Mani W. schrieb: > 1 Jahr Verzögerung ist schon ein Witz für den 1. April, > das gibt es vielleicht mal am Bau oder bei Tunneln usw... Nicht nur dort. 1 Jahr muss kein Witz sein. Selbst erlebt. Mittelständisches Unternehmen mit kleiner Entwicklungsabteilung <10 Leute. Kein Abteilungsleiter, kein Projektleiter oder Ähnliches. Lastenheft wurde anfangs einmal beschrieben, danach ist es im Schrank verschwunden. Projektplanung = 0. Im vierteljährlichen Rhythmus kamen neue Anforderungen vom Chef, Vertrieb, anderen führenden Leuten innerhalb der Firma und einem externem Berater. Selten in Rücksprache mit den Entwicklern. Sprich, eine Zeiteinschätzung wurde nicht eingeholt, wie lange die Umsetzung der neuen Anforderung dauert. Eine koordinierende Stelle gab es nicht. So kam es auch dazu, dass manch Entwickler eigene Ideen einfach mit einbaute. "Och das wäre noch toll, ich programmiere das mal ein". Dazu gesellte sich noch eine Kündigung des einzigen HW-Entwicklers inklusiver müssiger Neubesetzung. Der Posten war 4 Monate unbesetzt. Ein Lastenheft/ Pflichtenheft oder eine einfach Auflistung der Anforderungen gab es nicht. Nur mündliche Überlieferungen, was die HW können sollte. Lustige Erkenmtnis: drei verschiedene Leute, vier verschiedene Meinungen dazu. Überspitzt dargestellt. In Summe kam es auf eine Verzögerung von fast zwei Jahren. Naja, die war ja auch nach dem ursprünglich "Plan". Das miesfiel der Geschäftsführung. Konsequenzen und anschließend durchgeführte Änderungen: 0.

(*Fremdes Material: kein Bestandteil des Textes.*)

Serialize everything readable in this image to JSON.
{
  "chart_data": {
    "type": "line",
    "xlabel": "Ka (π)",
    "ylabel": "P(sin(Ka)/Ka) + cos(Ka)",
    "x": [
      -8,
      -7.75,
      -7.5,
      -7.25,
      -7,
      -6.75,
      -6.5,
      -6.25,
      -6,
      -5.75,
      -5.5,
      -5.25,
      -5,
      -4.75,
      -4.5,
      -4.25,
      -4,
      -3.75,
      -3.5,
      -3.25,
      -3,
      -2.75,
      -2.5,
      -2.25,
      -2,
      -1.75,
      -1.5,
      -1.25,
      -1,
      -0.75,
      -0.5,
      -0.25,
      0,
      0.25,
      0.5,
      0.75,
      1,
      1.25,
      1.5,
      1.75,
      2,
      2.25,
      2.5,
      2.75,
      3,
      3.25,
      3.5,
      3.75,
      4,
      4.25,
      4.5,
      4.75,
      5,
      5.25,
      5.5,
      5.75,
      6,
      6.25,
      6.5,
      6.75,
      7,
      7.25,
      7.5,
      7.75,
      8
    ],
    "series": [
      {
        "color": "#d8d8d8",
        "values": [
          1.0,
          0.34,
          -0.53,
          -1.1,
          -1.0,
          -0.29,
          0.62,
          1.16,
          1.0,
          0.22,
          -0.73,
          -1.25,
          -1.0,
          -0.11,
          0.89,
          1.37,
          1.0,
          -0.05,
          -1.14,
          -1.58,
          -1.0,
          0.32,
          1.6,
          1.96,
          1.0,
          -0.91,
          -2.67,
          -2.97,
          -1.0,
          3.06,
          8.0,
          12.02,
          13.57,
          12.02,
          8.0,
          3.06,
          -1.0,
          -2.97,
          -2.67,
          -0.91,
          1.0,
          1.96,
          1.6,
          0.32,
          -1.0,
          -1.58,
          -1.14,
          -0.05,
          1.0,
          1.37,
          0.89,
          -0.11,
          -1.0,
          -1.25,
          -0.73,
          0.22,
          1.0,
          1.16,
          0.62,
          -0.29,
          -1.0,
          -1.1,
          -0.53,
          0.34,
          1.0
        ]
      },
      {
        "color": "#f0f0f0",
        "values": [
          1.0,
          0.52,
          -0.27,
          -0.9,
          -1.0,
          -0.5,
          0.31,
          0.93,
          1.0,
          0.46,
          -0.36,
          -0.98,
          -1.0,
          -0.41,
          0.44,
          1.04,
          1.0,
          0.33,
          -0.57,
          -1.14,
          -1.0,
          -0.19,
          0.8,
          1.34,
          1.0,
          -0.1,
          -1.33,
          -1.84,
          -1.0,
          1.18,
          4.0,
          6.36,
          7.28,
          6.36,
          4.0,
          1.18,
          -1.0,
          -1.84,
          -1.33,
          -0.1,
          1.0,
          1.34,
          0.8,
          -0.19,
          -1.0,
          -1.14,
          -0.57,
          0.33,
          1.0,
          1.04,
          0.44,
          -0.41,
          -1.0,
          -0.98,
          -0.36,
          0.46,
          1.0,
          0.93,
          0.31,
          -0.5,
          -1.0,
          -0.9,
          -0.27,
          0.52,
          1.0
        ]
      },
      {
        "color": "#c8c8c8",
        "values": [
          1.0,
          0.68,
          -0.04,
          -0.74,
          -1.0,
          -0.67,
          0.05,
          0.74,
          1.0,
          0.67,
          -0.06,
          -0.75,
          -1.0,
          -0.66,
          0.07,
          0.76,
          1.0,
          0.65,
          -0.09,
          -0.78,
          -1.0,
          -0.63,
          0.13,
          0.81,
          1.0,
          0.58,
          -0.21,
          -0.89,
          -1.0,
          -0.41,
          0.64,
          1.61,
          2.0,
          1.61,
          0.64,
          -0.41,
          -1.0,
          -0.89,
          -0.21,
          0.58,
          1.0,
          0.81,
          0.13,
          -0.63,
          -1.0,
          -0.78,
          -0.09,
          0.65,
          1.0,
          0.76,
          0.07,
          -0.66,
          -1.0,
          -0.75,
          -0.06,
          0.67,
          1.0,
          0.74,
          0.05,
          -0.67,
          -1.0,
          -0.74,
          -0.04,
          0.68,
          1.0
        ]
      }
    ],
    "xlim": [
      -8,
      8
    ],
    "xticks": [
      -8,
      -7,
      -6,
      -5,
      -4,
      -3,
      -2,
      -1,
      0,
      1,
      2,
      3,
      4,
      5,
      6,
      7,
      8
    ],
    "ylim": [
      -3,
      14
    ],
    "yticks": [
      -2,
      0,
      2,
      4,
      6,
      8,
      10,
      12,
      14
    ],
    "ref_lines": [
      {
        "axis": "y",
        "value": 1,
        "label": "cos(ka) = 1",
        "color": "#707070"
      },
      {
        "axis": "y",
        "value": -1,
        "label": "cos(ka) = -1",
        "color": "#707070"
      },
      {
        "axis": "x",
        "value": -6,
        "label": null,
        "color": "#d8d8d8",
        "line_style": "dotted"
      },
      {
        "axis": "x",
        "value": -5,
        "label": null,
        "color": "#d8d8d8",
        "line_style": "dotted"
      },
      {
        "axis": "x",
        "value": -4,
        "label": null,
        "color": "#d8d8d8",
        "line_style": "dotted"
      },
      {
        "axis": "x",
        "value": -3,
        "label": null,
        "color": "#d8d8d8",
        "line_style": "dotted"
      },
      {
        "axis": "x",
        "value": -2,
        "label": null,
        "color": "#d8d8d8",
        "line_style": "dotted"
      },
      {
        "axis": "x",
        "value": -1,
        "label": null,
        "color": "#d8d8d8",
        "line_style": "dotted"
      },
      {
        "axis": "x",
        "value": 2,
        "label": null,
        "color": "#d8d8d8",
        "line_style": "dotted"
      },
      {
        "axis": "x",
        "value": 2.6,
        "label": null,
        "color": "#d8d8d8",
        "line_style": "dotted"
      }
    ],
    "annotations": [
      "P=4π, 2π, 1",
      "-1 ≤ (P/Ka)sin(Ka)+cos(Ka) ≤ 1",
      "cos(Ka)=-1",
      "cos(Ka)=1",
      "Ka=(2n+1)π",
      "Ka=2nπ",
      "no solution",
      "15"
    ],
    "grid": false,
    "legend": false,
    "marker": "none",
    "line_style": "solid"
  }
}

@ Dirk Knoblich (knobikocher) Schöne Silbert-Geschichte ;-) >inklusiver müssiger Neubesetzung. Der Posten war 4 Monate unbesetzt. Ein >Lastenheft/ Pflichtenheft oder eine einfach Auflistung der Anforderungen >gab es nicht. Nur mündliche Überlieferungen, was die HW können sollte. >Lustige Erkenmtnis: drei verschiedene Leute, vier verschiedene Meinungen >dazu. Überspitzt dargestellt. Kenn ich, hab ich auch schon mal live erlebt. Da wurde mir dann die Spezifikation vom Stammesältesten, ähhh, dem vorherigen Bearbeiter, diktiert. Neee, ich mußte sie ihm und anderen Leuten aus der Nase ziehen!! Eine tiefgehende, wenn gleich sehr merkwürdige Erfahrung. In dem Laden war ich nicht lange ;-) >Konsequenzen und anschließend durchgeführte Änderungen: 0. TOP! Wo liegt das Problem? Man kann rummurksen wie man will, trotzdem geht es einfach so weiter!
A. K. schrieb: > Eine Führungs-Strategie besteht darin, Deadlines bewusst so knapp zu > setzen, dass sie von vorneherein nicht eingehalten werden können. Eine sehr veraltete und sich nicht bewährt habende, die es nicht verdient, als positiv hingestellt zu werden. > Denn der Mensch neigt dazu, sein Tempo der Zeit anzupassen, die bleibt. Und Ingenieure neigen dazu, zu erkennen, daß sie total schlecht verplant sind und tendieren daher entweder zur LMAA-Mentalität oder sie nutzen es aus und lassen ihre Oberen auflaufen.
Falk B. schrieb: > TOP! Wo liegt das Problem? Man kann rummurksen wie man will, trotzdem > geht es einfach so weiter! Ich habe nirgends von einem Problem geschrieben ;) Ich wollte lediglich aufzeigen, dass auch anderswo Deadlines massiv überschritten werden.